Et quand le ieune Prince la veid pres de ſon lict, la print par
la main, qu’elle auoit froide & tremblante, & luy diſt : Françoiſe,
m’eſtimez vous ſi mauuais homme, ſi eſtrange & cruel, que ie
mange les femmes, en les regardant ? Pourquoy auez vous pris
vne ſi grande crainte de celuy, qui ne cherche que voſtre honneur
& auantage ? Vous ſçauez qu’en tous lieux, qu’il m’a eſté
poſsible, i’ay cherché de vous veoir, & parler à vous, ce que ie
n’ay ſceu. Et pour me faire plus deſpit, auez fuy les lieux ou
i’auois accouſtumé vous veoir à la meſſe, à fin que du tout ie
n’euſſe non plus de contentement de la veuë, que i’auois de la
parole : mais tout cela ne vous a de rien ſeruy : car ie n’ay ceſſé
que ie ne ſois icy venu par les moyens que vous auez peu veoir :
& me ſuis mis au hazard de me rompre le col, me laiſſant tomber
volontairement, pour auoir le contentement de parler à
vous à mon aiſe. Parquoy ie vous prie, Françoiſe, puis que i’ay
acquis ce loiſir icy auec vn ſi grãd labeur, qu’il ne me ſoit point
inutile, & que ie puiſſe par ma grande amour gaigner la voſtre.

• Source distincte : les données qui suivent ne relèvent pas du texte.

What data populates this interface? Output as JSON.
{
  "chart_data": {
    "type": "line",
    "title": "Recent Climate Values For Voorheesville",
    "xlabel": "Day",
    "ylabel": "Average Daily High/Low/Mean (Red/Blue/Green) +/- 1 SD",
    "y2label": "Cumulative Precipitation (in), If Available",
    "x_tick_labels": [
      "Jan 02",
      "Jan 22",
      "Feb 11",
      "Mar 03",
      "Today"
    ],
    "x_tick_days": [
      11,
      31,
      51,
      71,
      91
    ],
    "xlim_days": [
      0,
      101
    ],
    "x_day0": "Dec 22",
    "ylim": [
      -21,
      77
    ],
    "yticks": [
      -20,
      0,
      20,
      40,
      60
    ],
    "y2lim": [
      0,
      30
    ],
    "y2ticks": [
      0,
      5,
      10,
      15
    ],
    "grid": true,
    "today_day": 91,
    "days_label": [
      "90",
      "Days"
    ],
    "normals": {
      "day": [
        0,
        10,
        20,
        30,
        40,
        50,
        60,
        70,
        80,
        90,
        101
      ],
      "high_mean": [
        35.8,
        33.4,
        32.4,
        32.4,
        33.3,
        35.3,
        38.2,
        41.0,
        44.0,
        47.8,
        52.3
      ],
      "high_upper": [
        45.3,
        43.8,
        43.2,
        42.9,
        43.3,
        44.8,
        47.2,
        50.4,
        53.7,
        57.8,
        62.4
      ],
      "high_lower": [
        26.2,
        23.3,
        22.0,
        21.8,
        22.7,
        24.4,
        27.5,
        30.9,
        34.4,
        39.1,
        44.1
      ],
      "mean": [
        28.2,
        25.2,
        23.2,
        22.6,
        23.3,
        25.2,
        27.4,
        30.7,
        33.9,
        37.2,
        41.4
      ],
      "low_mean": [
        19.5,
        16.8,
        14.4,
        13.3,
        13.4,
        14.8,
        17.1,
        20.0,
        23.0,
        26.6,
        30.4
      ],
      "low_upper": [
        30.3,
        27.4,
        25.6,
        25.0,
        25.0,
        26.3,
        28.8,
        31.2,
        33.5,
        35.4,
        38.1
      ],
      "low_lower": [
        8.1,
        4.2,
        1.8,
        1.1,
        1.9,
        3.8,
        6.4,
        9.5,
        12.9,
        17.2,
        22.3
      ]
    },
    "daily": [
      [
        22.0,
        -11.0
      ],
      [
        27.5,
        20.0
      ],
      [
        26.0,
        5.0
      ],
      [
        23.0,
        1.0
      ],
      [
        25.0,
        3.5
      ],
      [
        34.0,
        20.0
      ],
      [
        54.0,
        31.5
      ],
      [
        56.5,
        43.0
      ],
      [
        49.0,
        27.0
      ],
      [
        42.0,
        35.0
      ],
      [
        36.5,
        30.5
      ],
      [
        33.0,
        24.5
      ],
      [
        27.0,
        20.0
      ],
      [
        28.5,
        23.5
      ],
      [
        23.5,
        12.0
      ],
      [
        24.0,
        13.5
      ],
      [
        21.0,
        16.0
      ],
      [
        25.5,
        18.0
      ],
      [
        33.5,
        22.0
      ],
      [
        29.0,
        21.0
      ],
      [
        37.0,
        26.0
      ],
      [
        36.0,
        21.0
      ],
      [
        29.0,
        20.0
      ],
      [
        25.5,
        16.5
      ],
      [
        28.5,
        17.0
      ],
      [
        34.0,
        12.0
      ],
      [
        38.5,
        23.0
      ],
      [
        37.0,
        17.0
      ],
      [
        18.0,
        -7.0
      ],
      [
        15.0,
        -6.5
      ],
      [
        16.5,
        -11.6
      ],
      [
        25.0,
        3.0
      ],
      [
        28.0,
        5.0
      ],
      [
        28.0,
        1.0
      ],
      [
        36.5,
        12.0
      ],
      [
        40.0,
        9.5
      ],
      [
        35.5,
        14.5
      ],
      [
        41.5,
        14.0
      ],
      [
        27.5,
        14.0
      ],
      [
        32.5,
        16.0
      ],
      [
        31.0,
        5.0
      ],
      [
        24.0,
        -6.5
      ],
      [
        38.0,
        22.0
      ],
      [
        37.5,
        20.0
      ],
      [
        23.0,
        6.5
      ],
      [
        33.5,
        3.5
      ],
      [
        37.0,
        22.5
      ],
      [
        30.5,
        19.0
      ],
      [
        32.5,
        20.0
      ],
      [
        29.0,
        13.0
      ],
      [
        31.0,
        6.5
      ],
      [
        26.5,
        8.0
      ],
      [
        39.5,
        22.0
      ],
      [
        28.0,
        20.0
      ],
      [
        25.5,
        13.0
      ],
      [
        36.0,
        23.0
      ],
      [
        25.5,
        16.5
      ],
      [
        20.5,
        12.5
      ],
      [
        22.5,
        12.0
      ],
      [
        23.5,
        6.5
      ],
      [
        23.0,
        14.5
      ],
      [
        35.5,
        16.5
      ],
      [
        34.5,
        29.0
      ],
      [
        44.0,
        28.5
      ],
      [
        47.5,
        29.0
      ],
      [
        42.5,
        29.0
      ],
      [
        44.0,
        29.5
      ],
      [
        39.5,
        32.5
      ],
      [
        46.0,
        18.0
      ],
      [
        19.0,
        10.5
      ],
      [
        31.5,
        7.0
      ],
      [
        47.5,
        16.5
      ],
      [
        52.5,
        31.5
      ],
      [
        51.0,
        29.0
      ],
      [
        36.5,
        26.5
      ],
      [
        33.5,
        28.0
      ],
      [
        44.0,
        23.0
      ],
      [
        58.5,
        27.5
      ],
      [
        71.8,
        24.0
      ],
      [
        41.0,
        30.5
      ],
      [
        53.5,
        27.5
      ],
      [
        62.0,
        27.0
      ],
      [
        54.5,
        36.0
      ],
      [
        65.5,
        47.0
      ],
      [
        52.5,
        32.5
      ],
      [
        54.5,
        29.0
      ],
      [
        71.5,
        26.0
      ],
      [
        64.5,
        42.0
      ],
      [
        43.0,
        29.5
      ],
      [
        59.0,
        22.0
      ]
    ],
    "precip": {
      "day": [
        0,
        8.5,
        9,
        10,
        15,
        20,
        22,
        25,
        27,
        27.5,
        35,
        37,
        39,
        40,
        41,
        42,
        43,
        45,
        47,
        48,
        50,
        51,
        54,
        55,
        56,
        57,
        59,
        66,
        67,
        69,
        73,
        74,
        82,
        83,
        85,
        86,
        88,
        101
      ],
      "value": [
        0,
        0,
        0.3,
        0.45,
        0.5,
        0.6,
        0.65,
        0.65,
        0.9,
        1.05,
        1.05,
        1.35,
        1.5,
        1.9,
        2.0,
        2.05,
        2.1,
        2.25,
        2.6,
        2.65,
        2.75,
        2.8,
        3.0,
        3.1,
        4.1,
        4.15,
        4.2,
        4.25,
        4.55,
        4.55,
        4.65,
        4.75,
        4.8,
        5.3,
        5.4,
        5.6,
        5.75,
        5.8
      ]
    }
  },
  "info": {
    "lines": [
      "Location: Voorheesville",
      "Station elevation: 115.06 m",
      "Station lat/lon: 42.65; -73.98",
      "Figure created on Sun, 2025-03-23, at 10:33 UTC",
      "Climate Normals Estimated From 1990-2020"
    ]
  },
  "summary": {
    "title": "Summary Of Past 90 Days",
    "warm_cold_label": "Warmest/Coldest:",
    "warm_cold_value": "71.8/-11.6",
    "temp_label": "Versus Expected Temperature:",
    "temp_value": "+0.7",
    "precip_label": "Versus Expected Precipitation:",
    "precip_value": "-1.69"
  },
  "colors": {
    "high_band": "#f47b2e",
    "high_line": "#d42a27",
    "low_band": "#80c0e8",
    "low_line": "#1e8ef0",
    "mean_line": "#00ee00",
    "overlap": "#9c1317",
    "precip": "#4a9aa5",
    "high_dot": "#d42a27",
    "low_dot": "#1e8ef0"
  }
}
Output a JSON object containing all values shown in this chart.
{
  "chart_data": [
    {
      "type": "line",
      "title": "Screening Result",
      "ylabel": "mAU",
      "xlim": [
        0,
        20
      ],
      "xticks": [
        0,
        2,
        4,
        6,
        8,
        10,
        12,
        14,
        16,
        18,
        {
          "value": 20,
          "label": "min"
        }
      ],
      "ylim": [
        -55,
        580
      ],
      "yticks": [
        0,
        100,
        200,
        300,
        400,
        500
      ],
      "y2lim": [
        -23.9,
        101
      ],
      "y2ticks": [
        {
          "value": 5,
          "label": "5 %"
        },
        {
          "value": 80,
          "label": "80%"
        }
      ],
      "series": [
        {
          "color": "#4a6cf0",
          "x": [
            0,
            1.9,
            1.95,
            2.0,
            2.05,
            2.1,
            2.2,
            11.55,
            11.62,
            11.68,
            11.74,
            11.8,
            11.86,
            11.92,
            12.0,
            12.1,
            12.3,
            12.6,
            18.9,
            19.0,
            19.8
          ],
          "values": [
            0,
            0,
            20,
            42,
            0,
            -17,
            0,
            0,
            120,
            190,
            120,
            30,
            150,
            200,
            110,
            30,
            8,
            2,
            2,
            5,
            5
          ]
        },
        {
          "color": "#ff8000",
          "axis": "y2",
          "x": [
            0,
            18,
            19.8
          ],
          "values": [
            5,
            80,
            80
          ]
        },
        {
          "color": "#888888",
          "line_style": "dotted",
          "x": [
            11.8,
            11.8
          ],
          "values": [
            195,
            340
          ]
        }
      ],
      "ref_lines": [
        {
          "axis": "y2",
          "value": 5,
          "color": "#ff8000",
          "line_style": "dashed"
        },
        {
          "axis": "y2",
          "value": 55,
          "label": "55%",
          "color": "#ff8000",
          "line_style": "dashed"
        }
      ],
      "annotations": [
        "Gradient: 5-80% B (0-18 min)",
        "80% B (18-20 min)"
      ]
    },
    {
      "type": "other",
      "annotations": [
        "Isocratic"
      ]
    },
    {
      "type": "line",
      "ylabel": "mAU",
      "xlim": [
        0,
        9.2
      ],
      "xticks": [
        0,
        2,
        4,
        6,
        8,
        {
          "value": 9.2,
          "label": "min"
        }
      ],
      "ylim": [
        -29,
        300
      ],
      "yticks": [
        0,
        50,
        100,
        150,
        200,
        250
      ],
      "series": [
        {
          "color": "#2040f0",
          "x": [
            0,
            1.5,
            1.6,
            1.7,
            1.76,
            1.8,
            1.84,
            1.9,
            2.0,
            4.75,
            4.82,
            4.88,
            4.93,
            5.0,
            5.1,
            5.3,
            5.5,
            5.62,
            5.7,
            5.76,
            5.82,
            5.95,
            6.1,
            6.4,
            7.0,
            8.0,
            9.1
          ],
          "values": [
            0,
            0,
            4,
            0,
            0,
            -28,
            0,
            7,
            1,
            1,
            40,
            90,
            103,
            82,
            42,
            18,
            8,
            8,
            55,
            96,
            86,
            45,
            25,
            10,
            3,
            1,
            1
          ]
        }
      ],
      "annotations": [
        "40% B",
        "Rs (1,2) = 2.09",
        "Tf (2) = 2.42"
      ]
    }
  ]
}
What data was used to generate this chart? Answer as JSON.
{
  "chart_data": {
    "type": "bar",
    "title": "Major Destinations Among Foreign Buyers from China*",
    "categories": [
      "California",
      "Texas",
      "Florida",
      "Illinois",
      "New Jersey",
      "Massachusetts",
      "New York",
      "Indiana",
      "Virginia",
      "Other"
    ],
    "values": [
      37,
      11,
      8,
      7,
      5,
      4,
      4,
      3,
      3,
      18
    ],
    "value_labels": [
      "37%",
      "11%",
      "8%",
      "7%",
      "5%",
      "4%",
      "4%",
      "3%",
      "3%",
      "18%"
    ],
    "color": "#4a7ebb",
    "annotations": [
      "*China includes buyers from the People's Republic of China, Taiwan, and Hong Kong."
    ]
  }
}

Et quand il eut long temps attendu ſa reſponſe, & veid qu’elle
auoit les larmes aux yeux, & le regard contre terre, la tirant à
luy le plus pres qu’il luy fut poſsible, la cuida embraſſer & baiſer, mais elle luy diſt : Non, monſieur, non, ce que vous cherchez
ne ſe peult faire : car combien que ie ſois vn ver de terre, au pris
de vous, i’ay mon honneur ſi cher, que i’aymerois mieux mourir,
que l’auoir diminué, pour quelque plaiſir que ce ſoit en ce
monde : & la crainte que i’ay, que ceux qui vous ont veu venir
ceans ſe doubtent de ceſte verité, me donne la peur & le tremblement
que i’ay. Et puis qu’il vous plaiſt me faire ceſt honneur
de parler à moy, vous me pardonnerez auſsi, ſi ie vous reſpons
ſelon que mon honneur me le cõmande. Ie ne ſuis point ſi ſotte,
mon ſeigneur, ne ſi aueuglée, que ie ne voye, & cognoiſſe
bien la beauté & grace, que Dieu à mis en vous : & que ie trouue
la plus heureuſe du monde, celle qui poſſedera le corps &
l’amour d’vn tel prince. Mais dequoy me ſert cela ? veu que ce
n’eſt pour moy, ny pour femme de ma ſorte, & que ſeulement
le deſirer, ſeroit à moy parfaicte folie. Quelle raiſon puis-ie eſtimer
qui vous face adreſſer à moy, ſinõ, que les dames de voſtre
maiſon (leſquelles vous aimez, ſi la beauté & la grace eſt aimée
de vous) ſont ſi vertueuſes, que vous n’oſez leur demander, ne
eſperer auoir d’elles, ce que la petiteſſe de mon eſtat vous faict
eſperer auoir de moy ? Et ſuis ſeure, que quand de telle perſonne
que moy auriez ce que demandez, ce ſeroit vn moyen pour
entretenir voſtre maiſtreſſe deux heures d’auantage, en luy
comptant de voz victoires, au dommage des plus foibles. Mais
il vous plaira, monſieur, penſer que ie ne ſuis de ceſte cõdition.
I’ay eſté nourrie en vne maiſon, ou i’ay apris que c’eſt d’aymer.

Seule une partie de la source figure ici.